Josephine shrugged. “That’s what partners are for.”
Chapter 20
The following Monday was the second day in less than a month that I headed to school earlier than I needed to. I promised Jenna I would stop by the gym and help the cheerleaders put up the homecoming posters. They needed a big, strong man. Or a big enough schmuck who was willing to get up early and do the bidding of a bunch of girls in matching skirts and ribbons because his girlfriend looked cute when she asked him.
Either way, I was there a full hour earlier than usual. With our winning record, Homecoming was a big deal. Which meant every inch of the school had to be covered with mundane, monotonous slogans like: Shepherd High is #1 or Go Team Go!
I let my head bang against the shelf of my locker as I threw my book bag into it.
“Someone’s not a morning person,” a voice chirped, annoyingly am
used.
I slammed my locker to find Josephine leaning against the locker next to mine, holding two cups of coffee. She held one in front of me. “Don’t worry it’s not Starbucks. It’s from Dunkin. A lot cheaper. Hopefully not too low class for Mr. High Brow.”
“I thought we were done with nicknames?” I asked, cradling the beloved substance in my hands.
“Were we? I don’t remember saying that. I kind of like em, Richie Rich.”
“You are more annoying than usual in the mornings,” I replied, pointing a sluggish finger in her direction. “What are you doing here so early?”
“Jenna asked me to help with the posters. I think she thinks if she’s super nice to me in front of all the cheer robots, the rumors will stop.”
I felt the color leave my cheeks. “Um. What rumors?”
“You know...the ones about you and me getting all biblical. Mating. Making the nasty. Doing things—”
“I got the picture. You can stop.”
Josephine laughed as she started to walk to the gym. Always walking ahead of me. I followed her. “You and Jenna are talking now?”

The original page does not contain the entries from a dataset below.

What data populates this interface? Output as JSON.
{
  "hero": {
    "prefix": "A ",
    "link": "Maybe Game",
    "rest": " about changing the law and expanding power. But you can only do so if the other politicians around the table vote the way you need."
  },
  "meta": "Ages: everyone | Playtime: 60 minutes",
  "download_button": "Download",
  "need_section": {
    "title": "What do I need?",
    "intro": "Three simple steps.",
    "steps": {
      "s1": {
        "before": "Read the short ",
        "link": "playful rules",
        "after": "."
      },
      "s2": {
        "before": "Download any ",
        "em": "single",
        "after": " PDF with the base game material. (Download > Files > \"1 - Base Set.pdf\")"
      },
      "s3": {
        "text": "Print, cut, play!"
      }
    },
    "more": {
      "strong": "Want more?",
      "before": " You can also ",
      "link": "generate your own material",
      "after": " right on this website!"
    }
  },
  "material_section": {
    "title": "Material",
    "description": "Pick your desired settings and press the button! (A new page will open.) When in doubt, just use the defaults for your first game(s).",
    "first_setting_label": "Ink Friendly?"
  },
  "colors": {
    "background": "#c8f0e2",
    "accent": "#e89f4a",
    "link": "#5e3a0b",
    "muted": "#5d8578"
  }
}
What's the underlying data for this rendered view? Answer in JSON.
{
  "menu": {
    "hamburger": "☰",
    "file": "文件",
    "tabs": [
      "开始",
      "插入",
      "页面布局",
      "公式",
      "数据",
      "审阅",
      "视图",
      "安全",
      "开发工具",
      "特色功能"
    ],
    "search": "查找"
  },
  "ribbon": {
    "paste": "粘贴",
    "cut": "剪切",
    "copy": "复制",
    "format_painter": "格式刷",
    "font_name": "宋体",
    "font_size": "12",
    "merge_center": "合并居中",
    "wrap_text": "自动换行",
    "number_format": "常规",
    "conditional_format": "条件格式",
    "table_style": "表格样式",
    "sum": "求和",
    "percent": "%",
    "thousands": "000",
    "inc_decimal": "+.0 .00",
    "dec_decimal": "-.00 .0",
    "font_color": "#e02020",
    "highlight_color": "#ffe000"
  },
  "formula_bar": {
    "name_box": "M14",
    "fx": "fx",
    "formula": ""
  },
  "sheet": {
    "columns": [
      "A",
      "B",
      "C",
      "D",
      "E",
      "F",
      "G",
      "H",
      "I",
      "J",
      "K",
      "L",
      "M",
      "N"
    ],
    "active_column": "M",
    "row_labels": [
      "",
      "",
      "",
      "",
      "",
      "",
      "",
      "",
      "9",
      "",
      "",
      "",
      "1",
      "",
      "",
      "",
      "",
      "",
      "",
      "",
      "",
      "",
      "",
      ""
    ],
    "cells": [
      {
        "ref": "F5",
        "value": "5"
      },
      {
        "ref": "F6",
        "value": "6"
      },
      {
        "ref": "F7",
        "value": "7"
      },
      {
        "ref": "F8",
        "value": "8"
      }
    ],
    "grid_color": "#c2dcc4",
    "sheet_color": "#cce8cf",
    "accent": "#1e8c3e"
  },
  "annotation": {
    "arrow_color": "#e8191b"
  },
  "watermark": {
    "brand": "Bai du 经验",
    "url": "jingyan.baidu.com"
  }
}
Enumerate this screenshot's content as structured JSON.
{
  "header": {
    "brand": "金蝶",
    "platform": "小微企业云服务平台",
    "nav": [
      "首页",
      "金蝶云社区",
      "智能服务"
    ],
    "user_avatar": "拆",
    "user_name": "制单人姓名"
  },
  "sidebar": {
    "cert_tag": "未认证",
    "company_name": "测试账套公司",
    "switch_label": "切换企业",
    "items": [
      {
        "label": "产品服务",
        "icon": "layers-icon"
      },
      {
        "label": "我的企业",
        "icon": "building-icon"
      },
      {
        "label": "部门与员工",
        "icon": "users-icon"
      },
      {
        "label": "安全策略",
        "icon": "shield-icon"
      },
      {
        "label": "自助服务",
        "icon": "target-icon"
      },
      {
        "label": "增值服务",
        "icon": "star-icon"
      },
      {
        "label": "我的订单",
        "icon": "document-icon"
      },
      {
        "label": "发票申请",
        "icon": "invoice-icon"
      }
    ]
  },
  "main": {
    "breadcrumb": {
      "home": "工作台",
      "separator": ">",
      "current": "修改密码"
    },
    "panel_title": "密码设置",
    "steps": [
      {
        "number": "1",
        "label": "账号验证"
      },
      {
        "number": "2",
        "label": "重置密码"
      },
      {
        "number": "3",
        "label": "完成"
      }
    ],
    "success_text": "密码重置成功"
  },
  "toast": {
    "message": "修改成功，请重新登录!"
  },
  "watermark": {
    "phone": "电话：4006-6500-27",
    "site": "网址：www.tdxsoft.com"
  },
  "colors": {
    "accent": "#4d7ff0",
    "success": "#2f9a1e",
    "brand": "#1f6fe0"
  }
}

“Yeah. She called me yesterday. Can’t say we talked very long, but it was cool she asked me.”
Great. Sure. I wanted them to be friends, but the thought of secret conversations seemed a little dangerous. “So, you’re here, fully prepared in hoodie-mode, to help the Shepherd High cheerleaders just because of some stupid rumors? I thought you didn’t care about crap like that.”
“I never said I didn’t care. How come bullies always try to make themselves feel better by claiming the bullied don’t give a damn what anyone thinks anyways? I don’t value their opinion, but I’m not exactly thrilled they are going around saying I’d mess around with someone’s boyfriend.”
I stopped walking. “You think I’m a bully? I mean aren’t I a little old for that?”